Absent at the Shoreditch Town Hall

Absent

Shoreditch Town Hall

1st September 2015

3 Stars

If you find staying in a hotel panic-inducing at the best of times then dreamthinkspeak’s surreal and eerie Absent is perhaps not for you.

Absent is a ‘promenade installation’, a sort of performance art inspired by the true story of the Duchess of Argyll. The Duchess checked into a hotel in 1978 and was evicted a few years later as her bills racked up. In this dreamworld she’s just been evicted into present day London. The Shoreditch Town Hall Hotel is still haunted by her presence and her legacy; visitors are free to roam around the surreal and terrifying remains.

First impressions of the hotel are extremely slick, so much so that mortifyingly I forgot I was at a performance piece, having just fried my brain sprinting from the biggest downpour in history. I thought I’d wandered into an actual hotel and asked for directions to the actual Shoreditch Town Hall, getting into a highly circular conversation with the bemused ‘staff’. It took me a good ten minutes of sitting in the ‘hotel bar’ until I realised I was actually there and that I’d been a total dimwit. In my defence, the hotel is very well crafted, with its own website, reception area, and uniformed staff – it’s clear a lot of work has gone into it.

After this self-esteem destroying start, I was left to explore the rest of the hotel. The experience starts in the lobby, where guests are given some explanatory reading material introducing the story. Visitors are escorted to an empty bedroom with contextualizing video clips on the wall. They are then free to roam the cavernous and spooky grounds of the hotel. The interiors are faded with a maze like quality; you really do have no idea what is around the corner.
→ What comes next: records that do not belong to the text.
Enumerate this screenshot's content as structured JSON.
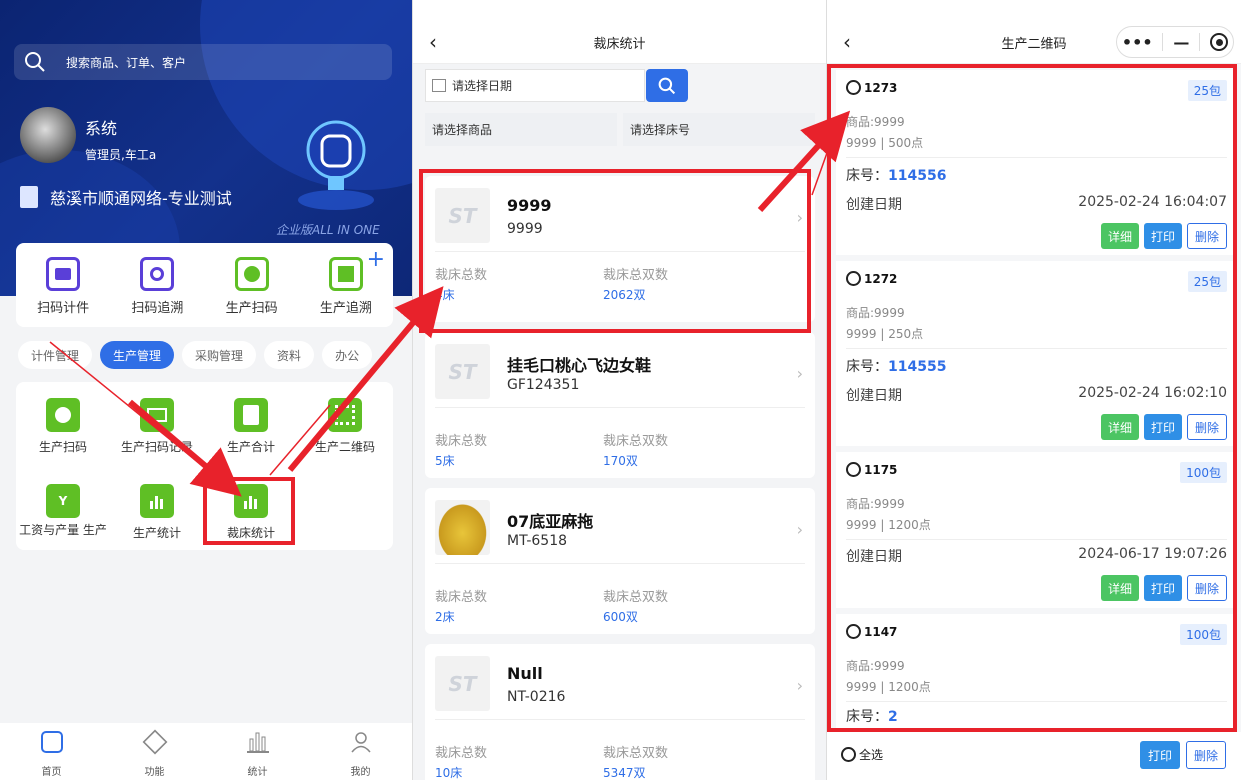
{
  "home": {
    "search_placeholder": "搜索商品、订单、客户",
    "user_name": "系统",
    "user_role": "管理员,车工a",
    "company": "慈溪市顺通网络-专业测试",
    "edition": "企业版ALL IN ONE",
    "quick": [
      {
        "label": "扫码计件",
        "icon": "scan-count-icon"
      },
      {
        "label": "扫码追溯",
        "icon": "scan-trace-icon"
      },
      {
        "label": "生产扫码",
        "icon": "production-scan-icon"
      },
      {
        "label": "生产追溯",
        "icon": "production-trace-icon"
      }
    ],
    "tabs": [
      "计件管理",
      "生产管理",
      "采购管理",
      "资料",
      "办公"
    ],
    "active_tab": "生产管理",
    "grid": [
      {
        "label": "生产扫码",
        "icon": "scan-icon"
      },
      {
        "label": "生产扫码记录",
        "icon": "scan-record-icon"
      },
      {
        "label": "生产合计",
        "icon": "clipboard-icon"
      },
      {
        "label": "生产二维码",
        "icon": "qrcode-icon"
      },
      {
        "label": "工资与产量 生产",
        "icon": "wage-icon"
      },
      {
        "label": "生产统计",
        "icon": "bar-chart-icon"
      },
      {
        "label": "裁床统计",
        "icon": "bar-chart-icon"
      }
    ],
    "tabbar": [
      "首页",
      "功能",
      "统计",
      "我的"
    ]
  },
  "cutting": {
    "title": "裁床统计",
    "date_placeholder": "请选择日期",
    "product_placeholder": "请选择商品",
    "bed_placeholder": "请选择床号",
    "thumb_watermark": "ST",
    "total_label": "裁床总数",
    "pairs_label": "裁床总双数",
    "items": [
      {
        "name": "9999",
        "code": "9999",
        "total": "4床",
        "pairs": "2062双"
      },
      {
        "name": "挂毛口桃心飞边女鞋",
        "code": "GF124351",
        "total": "5床",
        "pairs": "170双"
      },
      {
        "name": "07底亚麻拖",
        "code": "MT-6518",
        "total": "2床",
        "pairs": "600双"
      },
      {
        "name": "Null",
        "code": "NT-0216",
        "total": "10床",
        "pairs": "5347双"
      }
    ]
  },
  "qr": {
    "title": "生产二维码",
    "bed_label": "床号：",
    "created_label": "创建日期",
    "detail": "详细",
    "print": "打印",
    "delete": "删除",
    "select_all": "全选",
    "items": [
      {
        "id": "1273",
        "pack": "25包",
        "product": "商品:9999",
        "spec": "9999 | 500点",
        "bed": "114556",
        "date": "2025-02-24 16:04:07"
      },
      {
        "id": "1272",
        "pack": "25包",
        "product": "商品:9999",
        "spec": "9999 | 250点",
        "bed": "114555",
        "date": "2025-02-24 16:02:10"
      },
      {
        "id": "1175",
        "pack": "100包",
        "product": "商品:9999",
        "spec": "9999 | 1200点",
        "bed": "",
        "date": "2024-06-17 19:07:26"
      },
      {
        "id": "1147",
        "pack": "100包",
        "product": "商品:9999",
        "spec": "9999 | 1200点",
        "bed": "2",
        "date": ""
      }
    ]
  }
}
There are some clever and surreal touches; innocuous wardrobes often become doors into strange new worlds and mirrors are used to create some weird and wonderful effects. One room has an inventive glass floor and there’s an intriguing reveal in the last couple of rooms. The lighting and sound is haunting and eerie throughout, with the soundscapes making every corridor a slightly nervewracking experience. Video screens are also well used, with many of the main characters popping up as you journey through.

My main issue with the show was that it seemed to miss out on a lot of theatrical potential. There were lots of ‘staff’ spread throughout the building but they weren’t given anything to do but look impassive and slightly traumatised. Dreamthinkspeak must hate being compared with Secret Cinema, but part of the reason that franchise works so well is because the cast works hard to create the necessary atmosphere and helps the audience suspend their disbelief.
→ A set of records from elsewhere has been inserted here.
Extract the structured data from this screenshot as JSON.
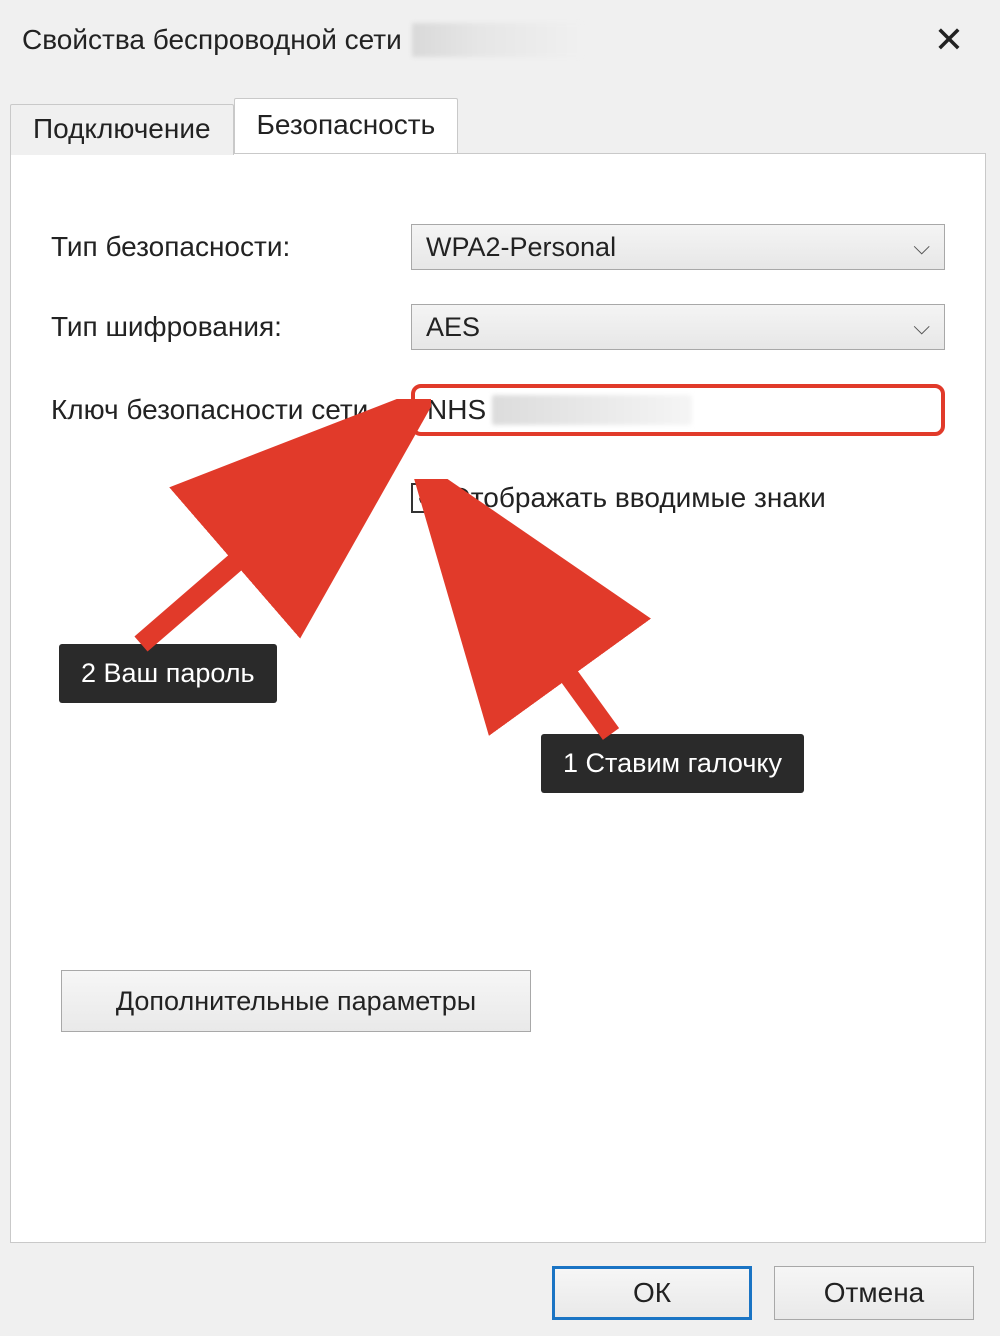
{
  "window": {
    "title": "Свойства беспроводной сети"
  },
  "tabs": {
    "connection_label": "Подключение",
    "security_label": "Безопасность"
  },
  "form": {
    "security_type_label": "Тип безопасности:",
    "security_type_value": "WPA2-Personal",
    "encryption_label": "Тип шифрования:",
    "encryption_value": "AES",
    "key_label": "Ключ безопасности сети",
    "key_value": "NHS",
    "show_chars_label": "Отображать вводимые знаки",
    "show_chars_checked": true,
    "advanced_button": "Дополнительные параметры"
  },
  "buttons": {
    "ok": "ОК",
    "cancel": "Отмена"
  },
  "annotations": {
    "step1": "1 Ставим галочку",
    "step2": "2 Ваш пароль"
  },
  "colors": {
    "highlight_red": "#e13a2a",
    "primary_blue": "#1a74c4",
    "callout_bg": "#2a2a2a"
  }
}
A bit of live action drama would have added depth and clarity to the story, which was at times a bit confusing and unclear. Absent is supposed to have a modern setting and yet some of the décor and crockery on display looked distinctly dated. The audience seemed to be yearning for another layer of interaction, certainly judging by the number of groups who stood staring at me thinking I was one of the cast (the perils of carrying a notebook!).

Absent is a bit like a night in a Travelodge – it does the job and gives you an interesting night but you leave feeling like you could have had something a bit more…

Absent runs at the Shoreditch Town Hall until 25th October 2015.